What first attracted you to the period or periods you work in?
My interest in the Mediterranean world goes back a long way. My father was a naval officer who was based there in peace and in war. When I was nine he was stationed on Malta and I went out for holidays. I was entranced by the sights, sounds and smells of this small island and its history, clambering around on the fortifications of Valletta, visiting prehistoric monuments and swimming in warm seas. Before and after university I made trips to Greece, went to live in Istanbul and walked across western Turkey. The Byzantine and Ottoman worlds left a deep impression on me, and the maritime history that bound these empires together.
Can you tell us a little more about how you research? Has the process changed over the years?
I usually start by reading general histories of something I’m interested in to try to define the centre of a narrative. I also look early on to see how rich the contemporary source material is. I’m an avid reader of bibliographies to get a grasp of what’s available. The ability to read languages is essential to me and I have to spend a fair amount of time learning languages that I can’t actually speak. Although I have occasionally used translators (Arabic) I find I can’t tell what’s useful until I can read it myself, but my rule is to do no archival research – it’s simply too time consuming and demand skills I don’t have. I’m grateful for all those post-graduate students who have mined and collected material from the Venetian archives. Then I set to doing detailed reading and write hundreds of pages of handwritten notes. I aim to write books that have a rich sense of place and so travelling to historic locations in part of the deal. Writing the publisher’s proposal is a crucial first stage. With my first book I mapped out the whole thing, every chapter in detail, and it proved the easiest of my five books to write. In subsequent books I’ve tended to produce more general outlines and on several occasions I’ve ended up throwing away thousands of words. Recently I’ve resolved to going back to first principles and bolting down a very clear idea of the content at the proposal stage.
The common phrase is that history is written by the victors. Do you think this is true?
The fall of Constantinople in 1453, about which I’ve written, at the time was the work of the losers. Because of the disparity in narrative traditions between the Christian West and the Islamic world and the power of print in t17th he West from the early modern period on, Europeans have tended to hold the advantage in controlling the narrative, win or lose. Nowadays I think we’re seeing a rebalance, and there’s increasing space for the voice of the losers to be heard, whether it’s the terrible plight of the people of Berlin in 1945 or the rediscovery of slave narratives.
Are there any historians who helped shaped your career? Similarly, can you recommend three history books which budding historians should read?
It’s hard to pinpoint any one in terms of approach, but regarding the Mediterranean world I’d say John Julius Norwich on Byzantium and Venice and Fernand Braudel’s great work The Mediterranean and the Mediterranean World in the Age of Philip II have inspired me.
I can’t claim to any ‘shoulds’ but here’s three varied reads:
- Sapiens for big thinking about our place on earth
- The Suspicions of Mr Whicher for the ability to weave fascinating narratives out of wonderful micro research.
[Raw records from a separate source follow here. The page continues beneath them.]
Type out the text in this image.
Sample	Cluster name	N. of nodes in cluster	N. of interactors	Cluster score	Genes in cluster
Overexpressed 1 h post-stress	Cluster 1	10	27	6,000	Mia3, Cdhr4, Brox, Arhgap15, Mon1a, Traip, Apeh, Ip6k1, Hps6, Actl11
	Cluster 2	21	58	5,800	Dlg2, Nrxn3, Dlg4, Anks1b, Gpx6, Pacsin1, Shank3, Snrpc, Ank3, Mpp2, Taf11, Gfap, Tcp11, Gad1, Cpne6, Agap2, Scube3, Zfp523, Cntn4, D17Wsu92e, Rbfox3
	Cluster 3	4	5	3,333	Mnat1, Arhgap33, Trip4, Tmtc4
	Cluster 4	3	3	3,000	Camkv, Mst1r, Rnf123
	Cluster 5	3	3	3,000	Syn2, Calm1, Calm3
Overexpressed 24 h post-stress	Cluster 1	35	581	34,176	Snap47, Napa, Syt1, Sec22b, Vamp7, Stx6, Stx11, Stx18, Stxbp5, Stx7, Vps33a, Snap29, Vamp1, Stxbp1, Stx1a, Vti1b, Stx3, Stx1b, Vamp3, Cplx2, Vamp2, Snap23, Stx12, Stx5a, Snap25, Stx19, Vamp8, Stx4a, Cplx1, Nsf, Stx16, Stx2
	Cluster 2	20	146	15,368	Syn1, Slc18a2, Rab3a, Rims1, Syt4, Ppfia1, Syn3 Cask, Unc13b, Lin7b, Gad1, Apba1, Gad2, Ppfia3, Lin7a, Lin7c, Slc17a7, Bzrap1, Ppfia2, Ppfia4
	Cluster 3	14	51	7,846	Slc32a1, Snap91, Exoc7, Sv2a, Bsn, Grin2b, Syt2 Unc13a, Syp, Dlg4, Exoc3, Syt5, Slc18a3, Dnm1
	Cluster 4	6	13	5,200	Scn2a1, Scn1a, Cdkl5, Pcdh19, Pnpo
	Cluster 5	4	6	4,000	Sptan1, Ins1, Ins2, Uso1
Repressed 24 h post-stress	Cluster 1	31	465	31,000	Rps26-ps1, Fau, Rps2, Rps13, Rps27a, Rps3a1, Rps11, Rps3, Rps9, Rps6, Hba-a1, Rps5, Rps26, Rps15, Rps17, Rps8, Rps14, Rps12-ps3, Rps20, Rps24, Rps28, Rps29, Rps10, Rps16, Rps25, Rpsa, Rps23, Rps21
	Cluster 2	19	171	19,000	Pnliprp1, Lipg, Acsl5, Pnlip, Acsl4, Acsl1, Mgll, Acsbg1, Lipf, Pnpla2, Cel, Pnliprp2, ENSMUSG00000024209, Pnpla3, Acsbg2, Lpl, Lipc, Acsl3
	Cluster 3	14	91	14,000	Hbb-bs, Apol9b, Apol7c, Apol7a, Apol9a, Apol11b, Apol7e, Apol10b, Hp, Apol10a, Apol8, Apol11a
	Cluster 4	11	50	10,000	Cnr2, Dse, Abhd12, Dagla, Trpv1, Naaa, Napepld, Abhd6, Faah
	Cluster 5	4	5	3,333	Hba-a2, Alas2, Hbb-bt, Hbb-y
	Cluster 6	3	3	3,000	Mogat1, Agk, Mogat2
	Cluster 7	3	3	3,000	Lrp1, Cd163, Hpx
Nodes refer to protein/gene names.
- Braudel (as above) for interdisciplinary approaches to history: economics, geography, culture, politics and war. A man who can speculate that the Turks could capture Constantinople and the Arabs couldn’t because the Bactrian camel could cope with the harsh Anatolian climate and the Arabian camel couldn’t, makes fascinating connections.
If you could meet any figure from history, who would it be and why? Also, if you could witness any event throughout history, what would it be?
I would like to meet and accompany the incredibly admirable Alfred Wallace, the British naturalist and explorer, on his voyages by native canoe through the lush tropical world of the Indonesian archipelago in the 1850s. It was here that Wallace saw astonishing species and formulated most clearly the ideas of natural selection. I’d be able to see this process unfolding.
Re events – a boy’s own adventure. I’d like to be holed up in the mountains of Crete with Patrick Leigh Fermor and Cretan partisans in 1944 and witness the capture and abduction of the German commander, General Kreipe.
If you could add any period or subject to the history curriculum, what would it be?
I don’t think I’m knowledgeable enough about the history curriculum to answer this one, but generally I’d hope for enough history about the world beyond our shores, given what I sense is a narrowing focus on our national story at the moment, and not endless repeats of the Second War. Space for a skill as much as any particular topic would be useful too, viz. the ability to handle evidence in an objective way.
If you could give a piece of advice to your younger self, either as a student or when you first started out as a writer, what would it be?
- There are many different reasons for wanting to write history books. Be clear what yours are.
- Foreign languages are incredibly useful if you want to leave our shores in search of history. Learn as many as you can.
- Look to write the kind of book that you want to read – you are your own ideal reader.
Can you tell us a little bit more about the project you are currently working on?
I’m thinking about the sixteenth century voyages of discovery that joined up the world, reached out to the old civilizations of China and Japan, and launched the rise of European maritime empires and the half millennium of the dominance of the West. There’s a vast and wonderful, almost daunting, contemporary literature on the subject – a testament to the invention of printing and an age of information explosion – I have a lot to read before I can crystallise this!